The union, however, sees the agreement in a slightly more optimistic light.
"What we’ve done is facilitated a contract that gives the company flexibility to grow," Blandford said. "We’ve basically invested in the airline so that they can do that. We have invested, and we’ve done it in spades."
The key to the agreement, according to Blandford, are a number of growth targets agreed upon by both parties. If those targets are met— in 2017, 2020 and 2023 — there will be no strikes and no lockouts. Should the company fail to meet its expected outcomes, however, the contract is null and void and the union regains its full rights under the Canada Labour Code, including the right to strike.
Blandford said the ACPA considers the agreed-upon benchmarks to be more than achievable, with many believing Air Canada will far surpass expectations. This confidence in the company is an integral part of the agreement, he said.
"We’ve invested in the company’s future by agreeing to a 10-year plan that gives them some assurances and some guarantees. They know where they’re going and they don’t have to worry about negotiating an agreement with probably the most important employee group," Blandford said. "When you’ve got the pilots on board, the leaders of the airline, then it’s a safe bet that any business plan can succeed."
While the deal was a distinct improvement in labour relations between the two parties, Lynk said he remains skeptical whether it will hold weight with other workers.

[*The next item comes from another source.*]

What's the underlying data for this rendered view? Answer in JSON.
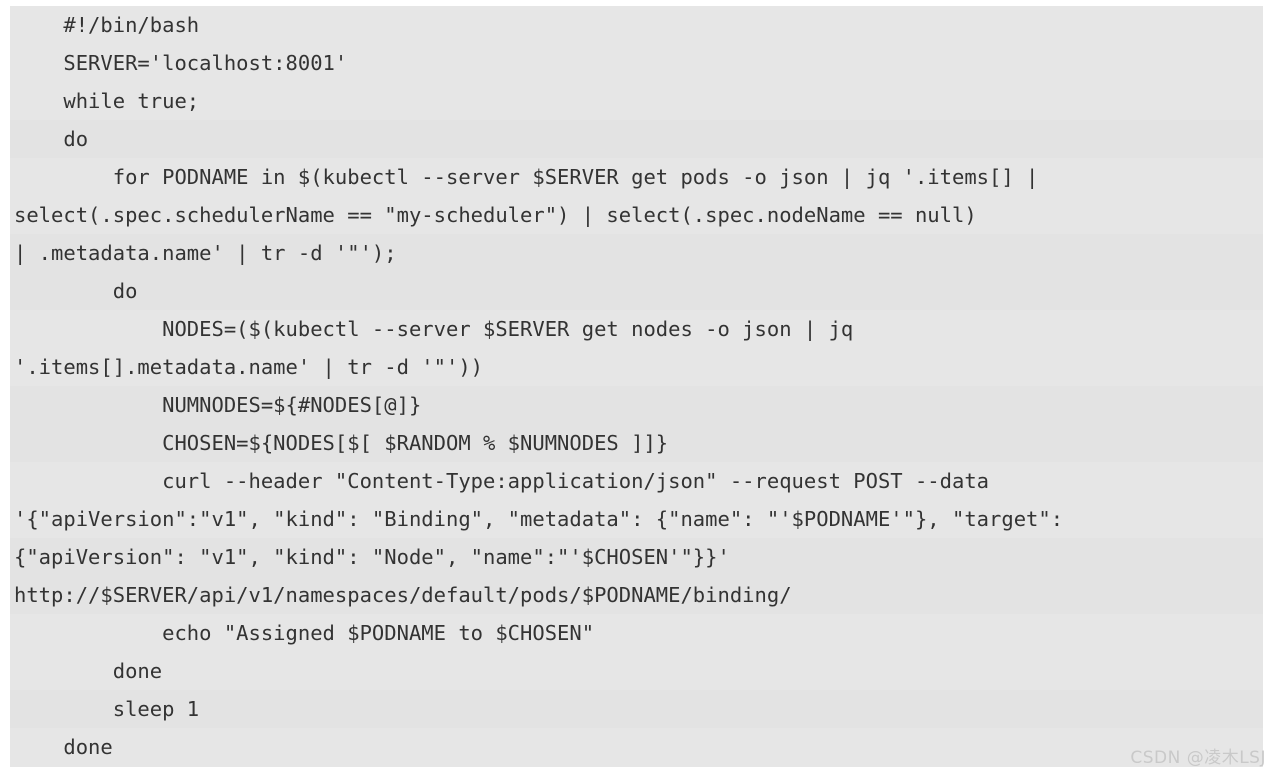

"The pilots tend to be the most powerful of the Air Canada unions but also the most conciliatory with the employer," Lynk said. "The real test would be to see whether or not those terms have any legs, if Air Canada would try to sell those terms to any other unions."
It is likely the company will approach the mechanics and baggage handlers unit, the flight attendants unit and the ticket agent unit with similar proposals as additional long-term agreements will build even greater cost certainty for Air Canada. Lynk, however, said he would be shocked to see other employees — at Air Canada or elsewhere — strike comparable deals in the future.
"What the length of this agreement and the terms of this agreement tell us is that unions have not, in recent years, been able to regain their militancy or self-confidence in wanting to take on employers," he said.
"I don’t see any great sign that unions are on the offensive, either in terms of the wage gains or benefit gains that they’re making at the bargaining table. Mostly, it’s been defensive victories that they’re winning. It’s indicative of the direction some unions are headed in."